The shape constraints are now ready to be executed on the data file.
Command Line Report Generation
See the Apache Jena SHACL documentation for command details.
The command below assumes the SHACL constraint file SHACL_FileCat.TTL
is in the same folder as the data file FileCat.TTL
.
shacl v -s SHACL_FileCat.TTL -d FileCat.TTL
The report can also be piped to a file which can be converted into a more readable rendition with RMarkdown. When the report is in the form of data as RDF triples, the results can be uploaded into the database and linked to the files that appear in the report.
shacl v -s SHACL_FileCat.TTL -d FileCat.TTL > ValReport.TTL
This excerpt from the report shows the information message for the file that has only one term identified in its comment header:
[ a sh:ValidationReport ; sh:conforms false ; sh:result [ a sh:ValidationResult ; sh:focusNode filecat:FILE_93ded90b ; sh:resultMessage "File has less than 2 associated terms." ; sh:resultPath filecat:hasTerm ; sh:resultSeverity sh:Info ; sh:sourceConstraintComponent sh:MinCountConstraintComponent ; sh:sourceShape _:b0 ] ;
We see that the data does not conform to the shape (the report fails with sh:conforms false;
) and the offending file is correctly identified as the file :FILE_93ded90b
.
The file IRI is not very informative to the human reader. What is the file name? Where is it located? As all the data is in graph form, including the validation report, this additional information is easy to obtain using a SPARQL query.
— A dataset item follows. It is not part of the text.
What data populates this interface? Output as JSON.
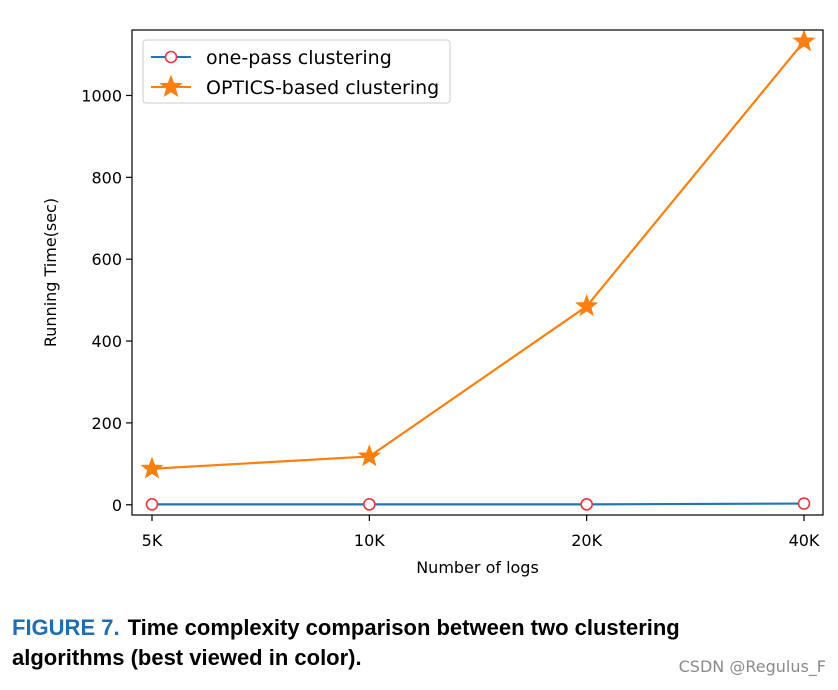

PREFIX : <https://www.example.org/tw/filecat#> SELECT ?pathToFile WHERE { :FILE_93ded90b :filePath ?pathToFile . }
pathToFile C:/_github/NovasTaylor/FileCat/scripts/r/shaclTest/SHACLTest-oneterm.R
When dealing with a large number of files and many constraints, it is helpful to summarize the Validation Report in an interactive HTML file generated using RMarkdown. R can read the TTL report file and merge the result with a query to the graph database (or query to the TTL file not yet uploaded to the database), providing more information about the entities that fail validation.